At the time the idea of ​​a pandemic was just a subject for disaster movies, only doctors and Japanese were wearing masks, we were taking last-minute planes and we were hugging each other. And above all we used to go to concerts.

Francesca and I had therefore organised one of our mini-escapes: two days in Rimini and Bologna, a visit to the cities and most of all the two final evenings of Marco Mengoni’s tour.

We spent the first day in Rimini, there was just enough time to settle down in the hotel and make a quick tour of the city with a stop for a quick coffee. In the evening we arrived at the venue where the concert was held, we went in with the typical excitement of a concert night, and… we realised we were hungry. Right at the entrance we found ourselves in front of a small stall that made piadine, and we immediately thought we had seen paradise. So we entered the room, like almost all the other spectators, with our hot “piada” in hand, stuffed simply with squaquerone (a typical fresh spreadable cheese) and rocket, and we gained our space near the stage. The concert was magnificent.

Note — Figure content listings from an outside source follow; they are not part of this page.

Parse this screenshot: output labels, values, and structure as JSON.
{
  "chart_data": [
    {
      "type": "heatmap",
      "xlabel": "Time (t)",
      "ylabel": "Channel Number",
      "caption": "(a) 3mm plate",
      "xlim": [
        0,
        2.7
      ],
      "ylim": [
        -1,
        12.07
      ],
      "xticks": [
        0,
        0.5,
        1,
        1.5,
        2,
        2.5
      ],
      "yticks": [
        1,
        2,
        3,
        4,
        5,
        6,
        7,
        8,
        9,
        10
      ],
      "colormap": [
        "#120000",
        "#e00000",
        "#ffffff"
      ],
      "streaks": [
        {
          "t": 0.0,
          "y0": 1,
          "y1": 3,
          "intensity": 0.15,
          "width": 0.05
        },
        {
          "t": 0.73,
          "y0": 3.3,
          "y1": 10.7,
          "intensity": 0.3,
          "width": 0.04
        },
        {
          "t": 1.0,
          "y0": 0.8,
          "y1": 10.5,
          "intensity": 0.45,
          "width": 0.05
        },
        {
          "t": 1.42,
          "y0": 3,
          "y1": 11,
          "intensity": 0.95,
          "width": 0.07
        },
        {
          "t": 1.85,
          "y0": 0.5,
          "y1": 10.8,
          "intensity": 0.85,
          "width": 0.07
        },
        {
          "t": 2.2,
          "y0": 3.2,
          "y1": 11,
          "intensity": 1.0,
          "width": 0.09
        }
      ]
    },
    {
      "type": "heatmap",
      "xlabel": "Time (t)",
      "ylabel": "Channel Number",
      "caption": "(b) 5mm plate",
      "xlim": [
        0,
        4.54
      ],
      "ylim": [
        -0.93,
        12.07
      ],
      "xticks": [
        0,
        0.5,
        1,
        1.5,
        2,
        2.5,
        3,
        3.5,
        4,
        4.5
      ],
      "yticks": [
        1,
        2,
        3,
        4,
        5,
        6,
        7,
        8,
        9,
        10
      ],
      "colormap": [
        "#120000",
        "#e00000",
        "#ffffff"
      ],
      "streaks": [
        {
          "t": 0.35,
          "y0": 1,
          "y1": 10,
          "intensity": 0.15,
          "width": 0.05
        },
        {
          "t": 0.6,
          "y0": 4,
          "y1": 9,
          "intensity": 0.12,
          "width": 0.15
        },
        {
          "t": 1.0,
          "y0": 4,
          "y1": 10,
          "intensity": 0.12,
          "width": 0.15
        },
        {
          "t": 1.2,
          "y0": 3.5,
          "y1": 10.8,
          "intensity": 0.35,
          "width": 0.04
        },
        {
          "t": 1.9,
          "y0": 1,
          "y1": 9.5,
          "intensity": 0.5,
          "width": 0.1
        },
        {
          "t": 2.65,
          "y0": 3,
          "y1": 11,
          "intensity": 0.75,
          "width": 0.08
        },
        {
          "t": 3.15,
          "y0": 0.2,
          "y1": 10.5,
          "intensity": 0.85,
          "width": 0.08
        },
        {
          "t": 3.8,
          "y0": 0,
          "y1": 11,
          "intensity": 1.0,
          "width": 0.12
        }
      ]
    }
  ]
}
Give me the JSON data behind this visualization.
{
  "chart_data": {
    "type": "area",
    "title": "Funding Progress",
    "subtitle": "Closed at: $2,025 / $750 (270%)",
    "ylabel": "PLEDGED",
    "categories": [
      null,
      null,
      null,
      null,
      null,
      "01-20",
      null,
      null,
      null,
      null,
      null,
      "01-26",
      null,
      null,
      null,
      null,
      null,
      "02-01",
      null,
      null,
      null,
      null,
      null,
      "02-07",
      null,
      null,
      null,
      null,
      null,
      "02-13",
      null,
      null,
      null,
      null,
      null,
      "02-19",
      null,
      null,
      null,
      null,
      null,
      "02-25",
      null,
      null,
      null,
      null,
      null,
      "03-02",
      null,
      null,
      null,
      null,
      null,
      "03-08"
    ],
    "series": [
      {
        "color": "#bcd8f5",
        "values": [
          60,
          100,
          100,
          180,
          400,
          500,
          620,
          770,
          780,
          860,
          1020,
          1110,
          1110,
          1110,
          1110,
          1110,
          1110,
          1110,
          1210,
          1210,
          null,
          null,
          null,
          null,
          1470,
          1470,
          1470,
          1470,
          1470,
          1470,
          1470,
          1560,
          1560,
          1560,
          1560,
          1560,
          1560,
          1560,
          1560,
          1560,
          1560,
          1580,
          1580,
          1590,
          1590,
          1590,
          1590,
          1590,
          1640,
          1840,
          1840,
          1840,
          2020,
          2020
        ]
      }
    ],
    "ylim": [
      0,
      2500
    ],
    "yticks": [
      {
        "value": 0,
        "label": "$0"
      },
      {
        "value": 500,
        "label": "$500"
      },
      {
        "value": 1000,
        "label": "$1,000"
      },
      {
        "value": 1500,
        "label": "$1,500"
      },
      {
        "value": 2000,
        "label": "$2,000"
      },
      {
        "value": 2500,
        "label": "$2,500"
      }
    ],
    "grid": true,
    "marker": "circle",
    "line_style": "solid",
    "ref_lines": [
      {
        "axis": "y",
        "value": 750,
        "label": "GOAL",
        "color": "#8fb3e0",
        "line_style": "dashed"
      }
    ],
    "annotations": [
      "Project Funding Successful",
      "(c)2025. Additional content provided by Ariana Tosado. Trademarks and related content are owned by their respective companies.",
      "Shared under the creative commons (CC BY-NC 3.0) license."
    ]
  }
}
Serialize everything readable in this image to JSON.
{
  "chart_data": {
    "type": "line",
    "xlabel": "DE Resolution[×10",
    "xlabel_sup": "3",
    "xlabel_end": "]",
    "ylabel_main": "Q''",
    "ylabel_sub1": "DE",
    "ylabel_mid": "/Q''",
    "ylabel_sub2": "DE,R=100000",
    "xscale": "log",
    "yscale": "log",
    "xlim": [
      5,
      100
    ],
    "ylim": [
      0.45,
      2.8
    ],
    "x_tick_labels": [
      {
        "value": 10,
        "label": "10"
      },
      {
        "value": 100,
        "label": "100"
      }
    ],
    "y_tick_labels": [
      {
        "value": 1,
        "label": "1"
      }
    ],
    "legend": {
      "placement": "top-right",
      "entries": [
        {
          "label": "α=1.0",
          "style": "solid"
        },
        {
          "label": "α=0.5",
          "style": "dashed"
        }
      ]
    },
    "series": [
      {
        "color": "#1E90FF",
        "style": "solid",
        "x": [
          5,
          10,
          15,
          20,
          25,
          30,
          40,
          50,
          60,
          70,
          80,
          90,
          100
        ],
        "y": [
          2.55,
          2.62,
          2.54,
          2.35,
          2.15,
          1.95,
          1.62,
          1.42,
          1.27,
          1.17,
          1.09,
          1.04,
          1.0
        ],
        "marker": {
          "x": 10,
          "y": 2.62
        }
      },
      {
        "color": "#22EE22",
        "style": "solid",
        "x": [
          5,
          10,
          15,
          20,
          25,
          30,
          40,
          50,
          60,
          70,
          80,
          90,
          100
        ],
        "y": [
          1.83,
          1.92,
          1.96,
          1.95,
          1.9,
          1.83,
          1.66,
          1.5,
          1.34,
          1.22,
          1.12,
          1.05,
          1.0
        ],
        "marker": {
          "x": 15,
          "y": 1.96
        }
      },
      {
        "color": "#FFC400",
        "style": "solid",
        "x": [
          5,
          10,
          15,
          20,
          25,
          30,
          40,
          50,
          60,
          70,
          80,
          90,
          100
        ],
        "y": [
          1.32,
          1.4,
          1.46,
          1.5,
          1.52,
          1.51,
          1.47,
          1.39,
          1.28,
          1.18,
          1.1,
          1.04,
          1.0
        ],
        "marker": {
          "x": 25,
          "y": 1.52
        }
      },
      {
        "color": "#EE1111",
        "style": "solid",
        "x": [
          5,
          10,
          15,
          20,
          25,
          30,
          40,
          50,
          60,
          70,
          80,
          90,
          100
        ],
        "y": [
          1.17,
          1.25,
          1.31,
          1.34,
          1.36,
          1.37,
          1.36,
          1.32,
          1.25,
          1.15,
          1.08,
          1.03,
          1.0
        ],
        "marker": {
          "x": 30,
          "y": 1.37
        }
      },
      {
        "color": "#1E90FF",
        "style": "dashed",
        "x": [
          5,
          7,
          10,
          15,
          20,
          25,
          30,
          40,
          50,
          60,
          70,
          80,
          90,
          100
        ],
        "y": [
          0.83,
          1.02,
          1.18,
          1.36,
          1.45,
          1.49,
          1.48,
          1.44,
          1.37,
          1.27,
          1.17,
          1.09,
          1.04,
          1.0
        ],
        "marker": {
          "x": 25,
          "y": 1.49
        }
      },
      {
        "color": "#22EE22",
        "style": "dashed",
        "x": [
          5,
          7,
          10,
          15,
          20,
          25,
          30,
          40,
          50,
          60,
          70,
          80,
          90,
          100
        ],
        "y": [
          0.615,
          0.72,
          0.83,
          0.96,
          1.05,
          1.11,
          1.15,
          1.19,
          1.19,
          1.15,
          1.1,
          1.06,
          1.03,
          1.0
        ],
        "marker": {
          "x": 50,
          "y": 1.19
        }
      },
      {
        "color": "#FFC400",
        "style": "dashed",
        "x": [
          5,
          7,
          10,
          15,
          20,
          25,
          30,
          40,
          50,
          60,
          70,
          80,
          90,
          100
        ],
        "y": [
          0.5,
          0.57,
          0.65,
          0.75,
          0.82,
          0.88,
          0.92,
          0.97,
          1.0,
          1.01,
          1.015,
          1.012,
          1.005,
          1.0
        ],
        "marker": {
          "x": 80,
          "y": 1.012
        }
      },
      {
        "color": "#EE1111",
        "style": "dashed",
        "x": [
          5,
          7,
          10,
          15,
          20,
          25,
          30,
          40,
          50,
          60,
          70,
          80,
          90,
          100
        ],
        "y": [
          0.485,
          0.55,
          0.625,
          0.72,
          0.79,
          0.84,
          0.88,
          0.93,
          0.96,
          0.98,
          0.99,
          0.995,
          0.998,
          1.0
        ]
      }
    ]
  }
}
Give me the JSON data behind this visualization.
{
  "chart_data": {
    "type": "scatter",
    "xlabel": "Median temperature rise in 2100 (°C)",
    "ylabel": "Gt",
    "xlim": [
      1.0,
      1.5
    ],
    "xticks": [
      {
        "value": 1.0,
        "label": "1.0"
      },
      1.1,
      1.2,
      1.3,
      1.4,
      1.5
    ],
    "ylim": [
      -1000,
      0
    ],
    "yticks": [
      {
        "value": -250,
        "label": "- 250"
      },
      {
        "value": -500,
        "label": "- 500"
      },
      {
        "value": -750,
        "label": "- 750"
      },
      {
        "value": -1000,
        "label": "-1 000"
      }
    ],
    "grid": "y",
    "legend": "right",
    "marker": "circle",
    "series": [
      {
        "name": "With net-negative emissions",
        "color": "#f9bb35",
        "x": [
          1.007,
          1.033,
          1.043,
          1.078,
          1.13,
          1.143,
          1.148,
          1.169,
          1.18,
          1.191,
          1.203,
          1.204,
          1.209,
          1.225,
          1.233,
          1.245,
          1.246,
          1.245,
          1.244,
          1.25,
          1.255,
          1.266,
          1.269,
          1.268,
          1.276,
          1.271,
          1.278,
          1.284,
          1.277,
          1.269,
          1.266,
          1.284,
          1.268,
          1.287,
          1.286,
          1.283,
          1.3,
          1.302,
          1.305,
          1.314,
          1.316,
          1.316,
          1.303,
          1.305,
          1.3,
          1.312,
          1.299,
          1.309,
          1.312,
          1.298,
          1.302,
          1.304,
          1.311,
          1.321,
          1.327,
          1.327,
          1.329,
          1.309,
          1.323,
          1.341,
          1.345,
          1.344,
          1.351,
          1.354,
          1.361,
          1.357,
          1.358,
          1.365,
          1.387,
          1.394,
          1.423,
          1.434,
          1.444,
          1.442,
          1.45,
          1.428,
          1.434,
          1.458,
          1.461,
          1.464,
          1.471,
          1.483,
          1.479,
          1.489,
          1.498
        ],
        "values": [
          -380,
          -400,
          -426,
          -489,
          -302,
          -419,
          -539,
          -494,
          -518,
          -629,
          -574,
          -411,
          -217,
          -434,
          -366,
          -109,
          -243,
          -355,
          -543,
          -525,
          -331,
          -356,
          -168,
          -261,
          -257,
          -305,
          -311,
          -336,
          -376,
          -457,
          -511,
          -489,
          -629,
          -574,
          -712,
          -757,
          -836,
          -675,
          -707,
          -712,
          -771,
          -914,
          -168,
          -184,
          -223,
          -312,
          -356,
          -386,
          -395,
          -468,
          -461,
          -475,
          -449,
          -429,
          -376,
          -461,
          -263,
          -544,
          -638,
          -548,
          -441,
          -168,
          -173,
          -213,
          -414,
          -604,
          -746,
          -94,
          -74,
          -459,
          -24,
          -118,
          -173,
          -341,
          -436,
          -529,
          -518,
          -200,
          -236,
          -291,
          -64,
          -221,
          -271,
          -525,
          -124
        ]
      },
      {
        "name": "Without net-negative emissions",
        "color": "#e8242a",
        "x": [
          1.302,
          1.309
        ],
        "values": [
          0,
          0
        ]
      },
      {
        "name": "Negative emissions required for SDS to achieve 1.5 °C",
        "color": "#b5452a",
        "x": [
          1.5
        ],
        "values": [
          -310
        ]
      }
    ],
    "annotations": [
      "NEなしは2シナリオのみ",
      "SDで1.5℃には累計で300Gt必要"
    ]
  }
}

Now I think about everything that happened after, about the fact that I had to cancel my holidays in Italy in 2020, about the lockdowns, about the fact that we still have heavy travel restrictions and that the concert in Rimini was one of the last I was able to attend, and I think I can compare the taste of that piadina to the nectar of the gods.


What can I add to all this? I can only wish Violetta, who has just received the second dose of the anti-covid vaccine, to return soon to that life and to enjoy those emotions again.